雪小了些,众人带上雪具,坐上缆车。缆车是红皮箱式的,四人一间,两边坐,陈界和路卡斯坐一边,兰斯坐一边。
这个距离,二人坐得很紧,身体难免碰到一起,陈界没带手套,手搭在大腿上,皮肤很白、很薄,一条条筋青中透紫。兰斯抬起手,装作不经意地一碰,那只手缩了一下,没躲。
兰斯问:“你的手有点凉,我可以握一下吗?”
陈界说:“……滚。”
兰斯笑看了看小路卡斯:“怕什么?他又听不懂中文,我们聊我们的……你今天涂的面霜是什么味道?我想买点同口味的牙膏。”
陈界把耳机戴上,音量调到最大。
兰斯笑着耸了耸肩,望向对面座位,路卡斯的棕发有点湿,鬃角被剔了,光秃秃的,他往底下看,缆车下面,雪坡后退,车厢轻晃,云杉的树顶像黑蚂蚁般往后爬。

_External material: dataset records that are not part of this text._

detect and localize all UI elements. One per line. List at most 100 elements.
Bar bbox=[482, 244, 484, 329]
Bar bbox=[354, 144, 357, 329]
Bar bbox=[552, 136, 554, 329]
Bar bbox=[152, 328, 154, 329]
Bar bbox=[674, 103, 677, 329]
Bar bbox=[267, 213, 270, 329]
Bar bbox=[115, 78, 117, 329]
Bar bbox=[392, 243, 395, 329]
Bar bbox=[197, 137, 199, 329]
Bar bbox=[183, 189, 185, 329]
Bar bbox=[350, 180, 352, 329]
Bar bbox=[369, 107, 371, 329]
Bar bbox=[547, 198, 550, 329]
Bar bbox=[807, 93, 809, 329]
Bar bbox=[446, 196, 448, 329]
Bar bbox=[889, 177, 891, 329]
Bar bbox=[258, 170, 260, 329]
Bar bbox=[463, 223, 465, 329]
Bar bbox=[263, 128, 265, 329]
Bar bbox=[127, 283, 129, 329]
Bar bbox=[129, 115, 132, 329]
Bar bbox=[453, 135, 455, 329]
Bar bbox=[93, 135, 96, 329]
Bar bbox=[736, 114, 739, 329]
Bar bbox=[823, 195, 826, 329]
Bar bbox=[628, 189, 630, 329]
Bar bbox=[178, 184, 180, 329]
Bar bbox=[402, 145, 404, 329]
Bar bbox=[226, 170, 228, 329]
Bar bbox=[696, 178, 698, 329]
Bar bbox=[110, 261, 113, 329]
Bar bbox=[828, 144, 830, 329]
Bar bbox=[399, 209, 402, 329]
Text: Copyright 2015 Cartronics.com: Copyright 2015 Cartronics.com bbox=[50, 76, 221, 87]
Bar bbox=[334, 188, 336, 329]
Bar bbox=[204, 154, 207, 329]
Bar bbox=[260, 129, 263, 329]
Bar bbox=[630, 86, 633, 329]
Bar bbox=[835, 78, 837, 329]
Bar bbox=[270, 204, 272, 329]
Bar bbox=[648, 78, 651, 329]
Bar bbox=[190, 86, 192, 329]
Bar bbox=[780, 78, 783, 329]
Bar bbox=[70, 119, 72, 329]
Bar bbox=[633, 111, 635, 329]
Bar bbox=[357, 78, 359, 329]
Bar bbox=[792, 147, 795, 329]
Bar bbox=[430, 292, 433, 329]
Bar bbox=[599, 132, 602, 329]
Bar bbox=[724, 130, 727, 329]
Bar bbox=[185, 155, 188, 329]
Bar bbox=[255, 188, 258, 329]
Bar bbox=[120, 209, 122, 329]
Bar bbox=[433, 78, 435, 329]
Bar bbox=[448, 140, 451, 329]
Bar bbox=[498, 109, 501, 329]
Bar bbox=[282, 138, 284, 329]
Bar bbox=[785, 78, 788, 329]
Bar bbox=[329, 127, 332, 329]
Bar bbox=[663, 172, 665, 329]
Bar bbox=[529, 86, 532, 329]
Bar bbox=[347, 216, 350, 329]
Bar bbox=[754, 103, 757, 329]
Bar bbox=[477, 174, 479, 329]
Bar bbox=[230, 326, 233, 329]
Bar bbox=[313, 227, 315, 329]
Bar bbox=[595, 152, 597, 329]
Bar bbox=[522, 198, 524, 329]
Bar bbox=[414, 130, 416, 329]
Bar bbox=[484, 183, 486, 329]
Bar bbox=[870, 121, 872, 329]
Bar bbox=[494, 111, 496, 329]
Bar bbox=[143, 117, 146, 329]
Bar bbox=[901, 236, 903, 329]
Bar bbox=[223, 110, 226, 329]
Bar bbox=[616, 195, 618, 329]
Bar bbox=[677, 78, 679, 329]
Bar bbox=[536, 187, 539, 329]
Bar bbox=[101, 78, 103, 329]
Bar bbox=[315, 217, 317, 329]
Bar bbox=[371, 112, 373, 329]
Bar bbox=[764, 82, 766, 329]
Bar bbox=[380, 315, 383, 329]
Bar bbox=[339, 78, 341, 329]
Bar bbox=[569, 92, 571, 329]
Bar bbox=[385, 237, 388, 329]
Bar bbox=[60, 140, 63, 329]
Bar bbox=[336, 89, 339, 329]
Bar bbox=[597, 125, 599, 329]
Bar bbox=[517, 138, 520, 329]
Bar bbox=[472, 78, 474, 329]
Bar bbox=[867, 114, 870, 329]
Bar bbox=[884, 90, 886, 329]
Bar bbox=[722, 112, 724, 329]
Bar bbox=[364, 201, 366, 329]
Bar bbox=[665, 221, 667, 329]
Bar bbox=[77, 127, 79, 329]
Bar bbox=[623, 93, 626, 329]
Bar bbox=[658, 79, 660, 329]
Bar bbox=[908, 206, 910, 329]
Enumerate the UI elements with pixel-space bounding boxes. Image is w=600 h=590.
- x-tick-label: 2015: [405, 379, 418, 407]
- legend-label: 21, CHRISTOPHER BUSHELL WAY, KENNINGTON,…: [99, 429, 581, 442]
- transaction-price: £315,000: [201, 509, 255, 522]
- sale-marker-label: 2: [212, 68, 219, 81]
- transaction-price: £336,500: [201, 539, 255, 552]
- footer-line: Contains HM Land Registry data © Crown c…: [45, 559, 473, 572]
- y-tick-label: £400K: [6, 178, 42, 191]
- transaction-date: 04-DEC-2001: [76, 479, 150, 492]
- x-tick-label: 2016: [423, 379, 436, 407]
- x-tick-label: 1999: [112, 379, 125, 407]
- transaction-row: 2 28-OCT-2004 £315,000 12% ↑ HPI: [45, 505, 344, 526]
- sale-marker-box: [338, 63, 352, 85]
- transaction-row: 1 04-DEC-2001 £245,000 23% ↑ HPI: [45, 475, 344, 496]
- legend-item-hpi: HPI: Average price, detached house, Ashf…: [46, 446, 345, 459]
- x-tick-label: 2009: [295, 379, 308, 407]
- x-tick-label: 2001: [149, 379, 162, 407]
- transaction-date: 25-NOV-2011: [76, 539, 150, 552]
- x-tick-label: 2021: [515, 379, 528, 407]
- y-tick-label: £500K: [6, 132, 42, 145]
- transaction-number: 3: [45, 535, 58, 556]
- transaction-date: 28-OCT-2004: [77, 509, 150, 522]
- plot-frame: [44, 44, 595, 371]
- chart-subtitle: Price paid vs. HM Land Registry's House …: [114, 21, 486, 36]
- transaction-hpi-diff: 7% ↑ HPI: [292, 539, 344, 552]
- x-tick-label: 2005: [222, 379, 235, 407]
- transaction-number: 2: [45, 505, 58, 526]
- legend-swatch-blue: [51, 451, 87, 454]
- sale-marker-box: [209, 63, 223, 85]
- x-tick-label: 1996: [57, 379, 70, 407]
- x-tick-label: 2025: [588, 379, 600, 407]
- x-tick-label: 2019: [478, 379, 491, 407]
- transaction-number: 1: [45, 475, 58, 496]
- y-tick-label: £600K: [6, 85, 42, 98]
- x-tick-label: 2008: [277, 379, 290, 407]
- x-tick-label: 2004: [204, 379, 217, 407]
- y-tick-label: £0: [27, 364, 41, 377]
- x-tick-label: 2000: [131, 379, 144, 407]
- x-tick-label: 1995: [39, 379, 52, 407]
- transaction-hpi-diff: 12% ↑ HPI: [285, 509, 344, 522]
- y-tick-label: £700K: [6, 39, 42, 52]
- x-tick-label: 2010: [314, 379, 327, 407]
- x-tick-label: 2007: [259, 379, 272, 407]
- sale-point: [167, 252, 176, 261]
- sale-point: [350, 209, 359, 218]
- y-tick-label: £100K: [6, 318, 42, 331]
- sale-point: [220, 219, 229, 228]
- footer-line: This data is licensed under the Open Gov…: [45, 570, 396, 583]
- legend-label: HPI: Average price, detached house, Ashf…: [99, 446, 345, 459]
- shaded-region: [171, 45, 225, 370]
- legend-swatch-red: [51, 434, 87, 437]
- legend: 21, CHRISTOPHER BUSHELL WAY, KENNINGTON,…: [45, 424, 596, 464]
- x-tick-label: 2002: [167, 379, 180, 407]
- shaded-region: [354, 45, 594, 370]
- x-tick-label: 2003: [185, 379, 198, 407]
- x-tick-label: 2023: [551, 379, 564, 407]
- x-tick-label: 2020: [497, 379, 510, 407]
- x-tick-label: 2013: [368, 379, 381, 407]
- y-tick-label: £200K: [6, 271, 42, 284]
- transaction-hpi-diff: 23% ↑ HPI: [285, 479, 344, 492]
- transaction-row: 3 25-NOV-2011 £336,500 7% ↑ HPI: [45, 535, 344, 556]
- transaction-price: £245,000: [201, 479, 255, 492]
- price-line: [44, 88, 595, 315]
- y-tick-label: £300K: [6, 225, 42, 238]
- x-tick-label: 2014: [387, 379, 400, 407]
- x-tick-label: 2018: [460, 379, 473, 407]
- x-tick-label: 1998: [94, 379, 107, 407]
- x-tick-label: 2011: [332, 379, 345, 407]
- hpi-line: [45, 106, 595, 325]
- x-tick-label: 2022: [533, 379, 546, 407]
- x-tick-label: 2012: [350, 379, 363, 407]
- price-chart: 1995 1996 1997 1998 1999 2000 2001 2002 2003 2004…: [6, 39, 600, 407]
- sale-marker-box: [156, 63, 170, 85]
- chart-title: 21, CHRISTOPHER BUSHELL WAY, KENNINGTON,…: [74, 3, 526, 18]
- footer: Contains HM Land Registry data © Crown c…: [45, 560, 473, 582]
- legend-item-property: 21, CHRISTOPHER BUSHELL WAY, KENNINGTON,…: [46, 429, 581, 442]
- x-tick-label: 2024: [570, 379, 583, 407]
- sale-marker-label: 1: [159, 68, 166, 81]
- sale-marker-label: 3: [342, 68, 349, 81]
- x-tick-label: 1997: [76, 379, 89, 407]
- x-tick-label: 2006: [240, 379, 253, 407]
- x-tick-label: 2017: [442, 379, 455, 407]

缆车里太静,兰斯得找个话题,思来想去,他开口道:“嘿,路卡斯,你昨天的那个安睡小故事听起来不错,后来怎么样了?”
路卡斯捂住耳朵,脸贴在玻璃上望。
。
缆车行了二十几分钟,三人下了车。兰斯常来滑野雪,从山顶往下滑,雪崩在后面追,没有任何安全措施,他的技术最好,他对路卡斯说:“路卡斯,我得教陈界滑雪,你自己在一边玩,注意安全。”
路卡斯皱着鼻子,高冷地点点头,滑走了。
初级道上,全是新手。亮橙色的连体衣,毛线织的帽子,摔着的,爬起的,爬起又摔的,手掌心、鼻尖上、睫毛上全沾着雪粒,狼狈不堪。
陈界是其中一员,他脚踩雪板,雪板陷进雪里,腿发着抖,愣是不敢迈向前一步。
风很大,兰斯的声音被吹散:“向前迈!你向前迈一步!我在边上扶着你!”
陈界:“……太冷了,动不了。”
兰斯笑了两声:“你要是怕,那当然冷,越怕越冷,等你滑起来就不冷了,你看——”
兰斯向前指,陈界望过去,雪道尽头路卡斯小小的,缓缓的,一步一步迈着向前滑,兰斯笑着大声道:“你害怕什么?我就在你身边,你不会摔的,等你快滑倒了我就拉着你。”
陈界抓着他的手臂,僵硬地点了点头,他抬起一侧雪板,往前一探,脚底一滑,雪板往前一刮,陈界心中一惊,赶忙抓住兰斯,企图让自己站稳。
一只手覆上自己的手。
陈界震惊地抬头,见兰斯笑着,推开胳膊上的手。
陈界:“……”
下一秒,“砰”一声响,他直挺挺地朝雪地摔上去。
兰斯赶忙上前,有些着急地扶起他:“陈界,你没事吧,有哪里摔痛吗?”
陈界:“……你闭上嘴吧。”
缓了缓,坐起身,他的膝盖还是麻,脑袋撞击雪地的晕散去后,他看见雪镜前沾满了雪。兰斯坐在一旁,为他擦去雪镜上的雪,笑道:“你知道我为什么推你吗?”
“……谁管你。”
“你没摔过,你就一直不敢滑,”兰斯迎着冷风咳嗽一声,“滑雪,怕摔可不行——来,站起来!膝盖弯曲,重心往前,别怕,我一直在你身边。”
陈界点点头,撑着地面站了起来。
陈界一遍遍滑,一遍遍摔,地上都是他摔出的坑,向前摔、往后倒、劈着叉摔……渐渐的,他终于能一点一点挪动,缓缓地向前滑了。